Да, это был, действительно, город рабочих. Едва мы выбрались из ложбины оврага и поднялись на гору, как нас сразу охватила та особая характерная атмосфера, которая свойственна мастерской: визжанье напилков, стук молотков, лязганье железных полос, шипенье колес у станков. Это был звенящий шум целой армии гигантских кузнечиков, и, что изумительнее всего, этот гул точно так же исходил неведомо откуда: вы слышали его справа, слева, сзади, из густой чащи зелени. Мы переходили целый ряд часто пересекающихся пыльных переулков, замечательно похожих одни на другие: по обе стороны стояли трехоконные, с тесовыми крышами, иногда двухэтажные, на городской манер, домики, с обязательными почти занавесками (белыми или разноцветными на окнах), с горшками гераней и фуксий, с длинными заборами, оберегавшими зеленые садики, из густой чащи которых, казалось, и неслись эти сплошные звенящие звуки. Это и были дома кустарей. В каждом из них, в нижних этажах или в задних пристройках, были собственные мастерские, в которых и работала вся семья хозяина.

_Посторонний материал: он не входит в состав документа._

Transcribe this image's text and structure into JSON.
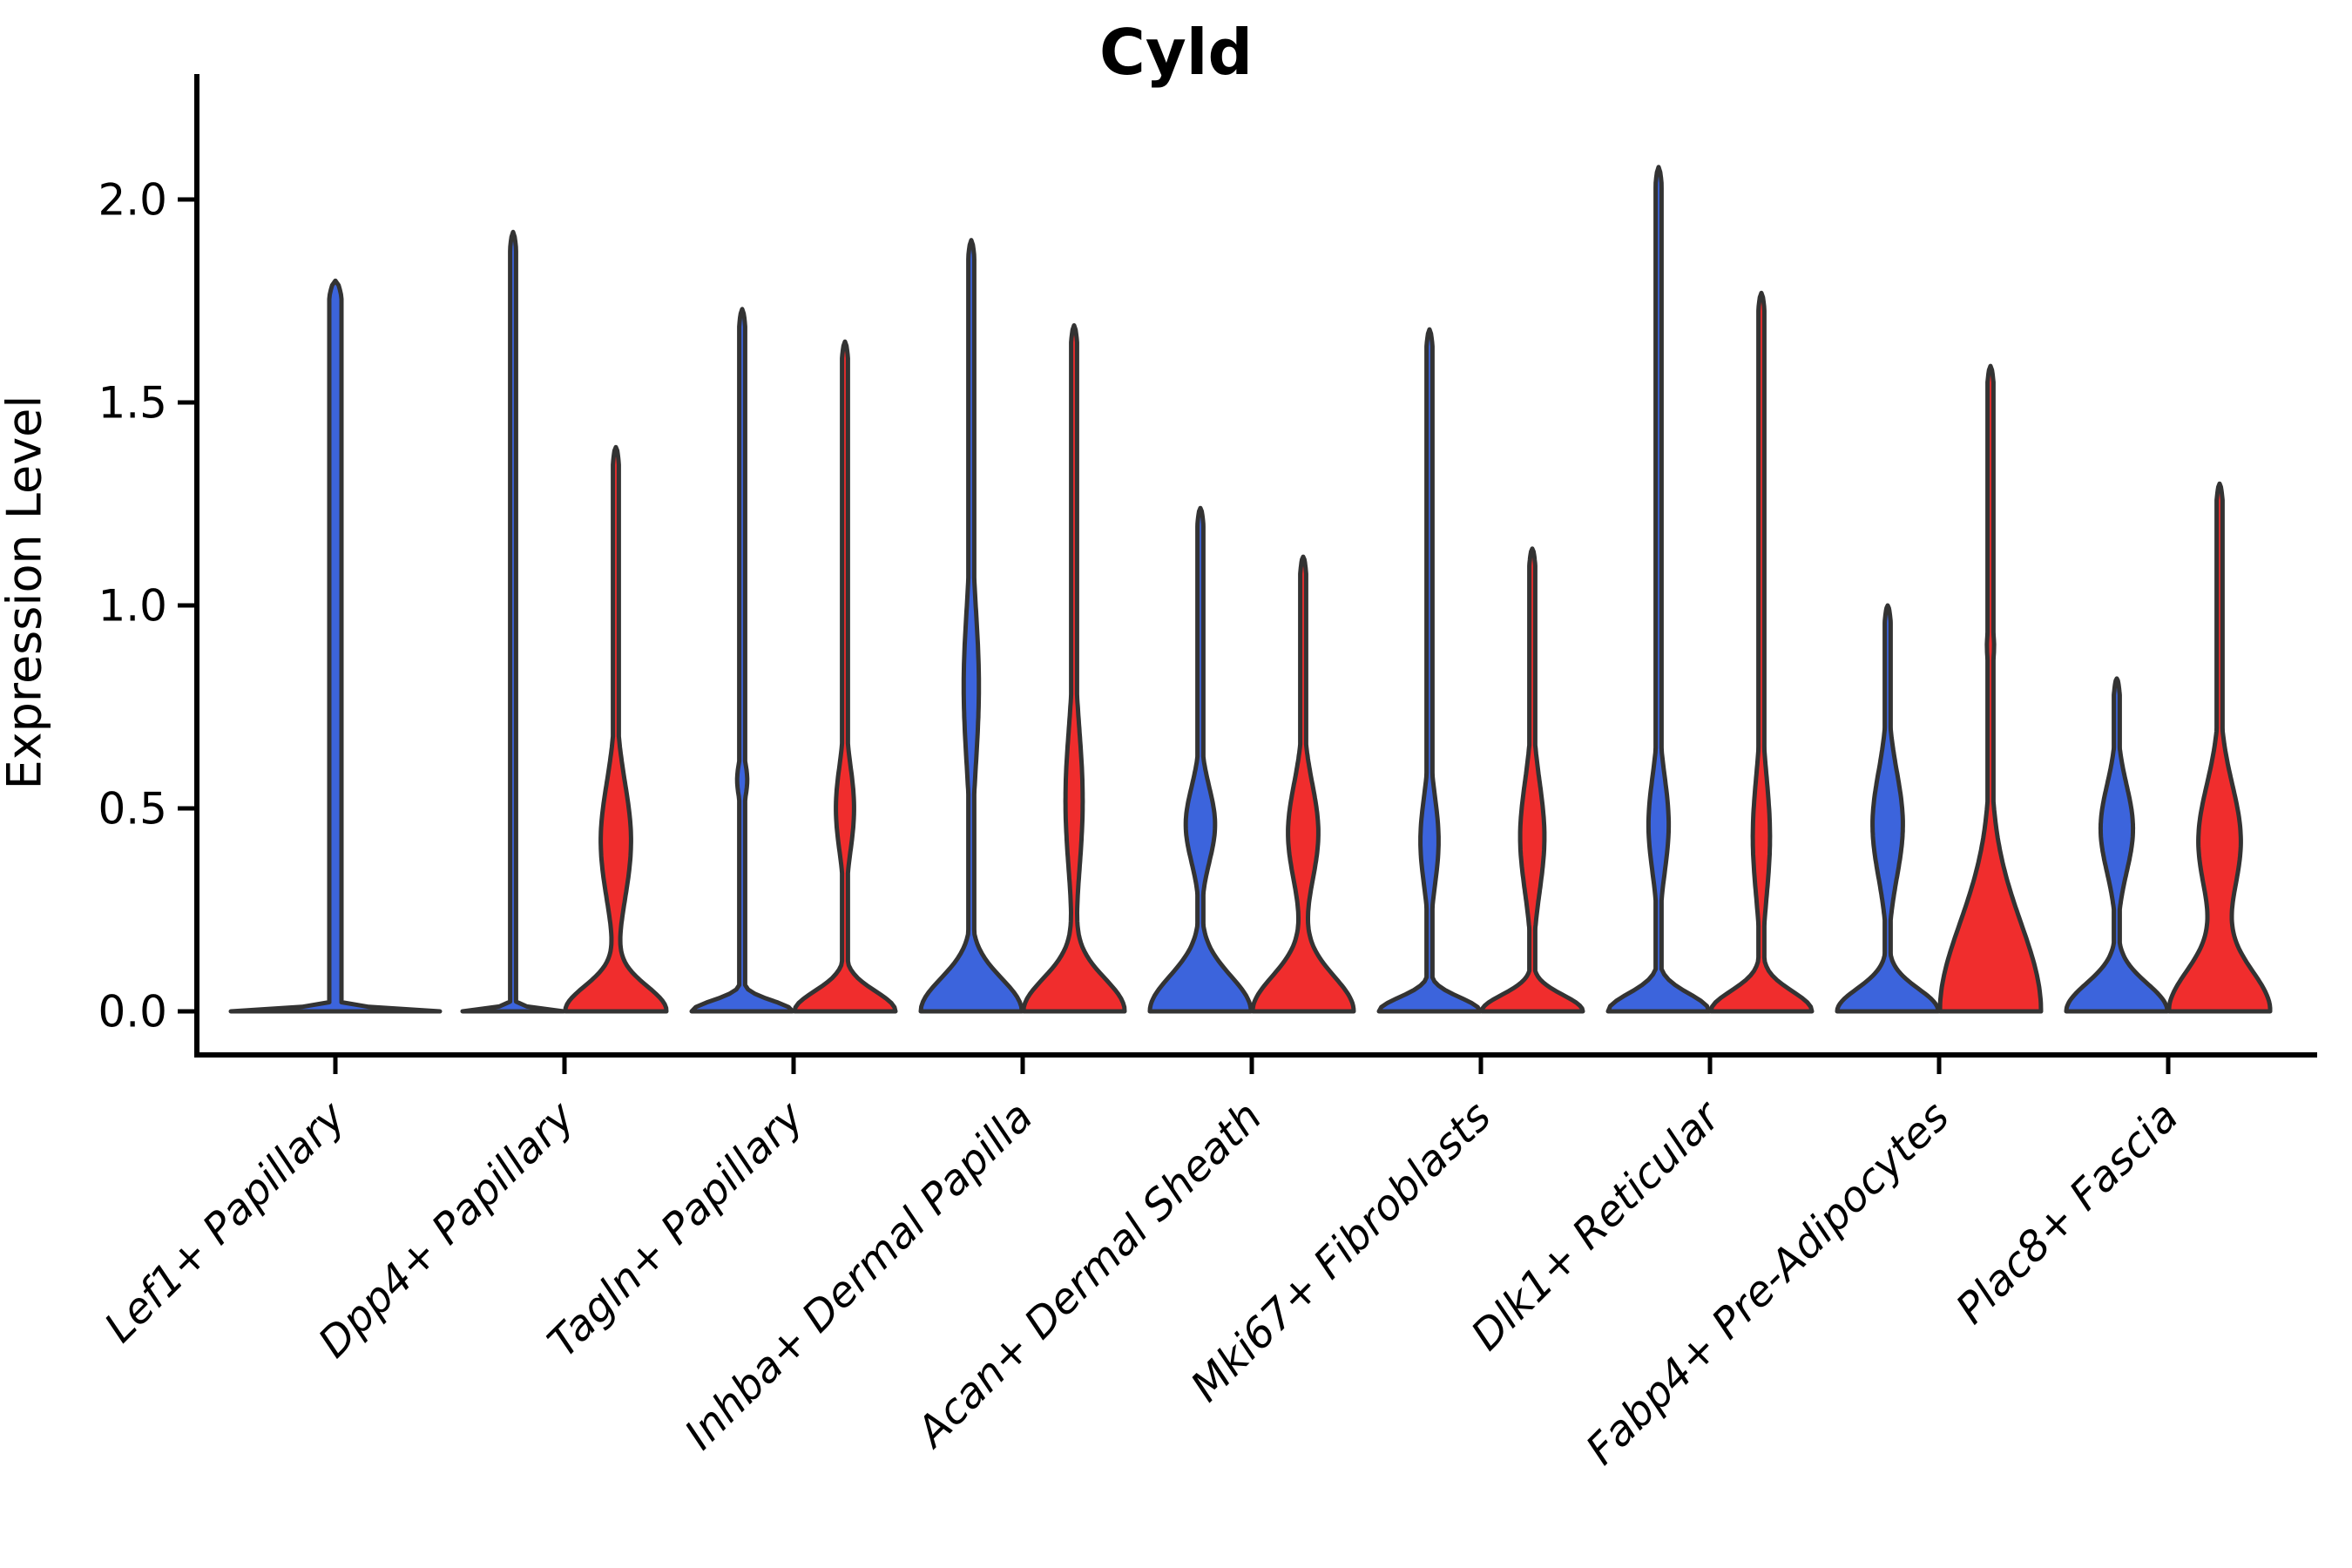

Мы почти никого не встретили на улицах в этот час, разве иногда пожилая женщина в ситцевом домашнем платье, с озабоченным лицом, выглянет в ворота с ведром в руках, взглянет на солнце и скроется опять, или вдруг выскочит прямо из окошка мастерской чумазый, закоптелый, с ремешком на голове, с открытым воротом на черной груди мальчуган лет 7–8, швырнет мимоходом камнем в стаю воробьев, пронесется, подпрыгивая на одну ногу, мимо нас и через две минуты уже скачет назад от соседа с напилком или молотком, да изредка лениво потягивавшиеся псы у ворот хрипло тявкали на нас, прищуривая глаза. Было как-то особенно торжественно-пустынно в этой мирной трудовой обители. Кругом не виднелось пока ни высоких фабричных труб с гнетущими корпусами-острогами, со зловещим свистом — этою эмблемой каторжного, подневольного труда. Это была окраина — часть города рабочих, населенная коренным кустарем-хозяином.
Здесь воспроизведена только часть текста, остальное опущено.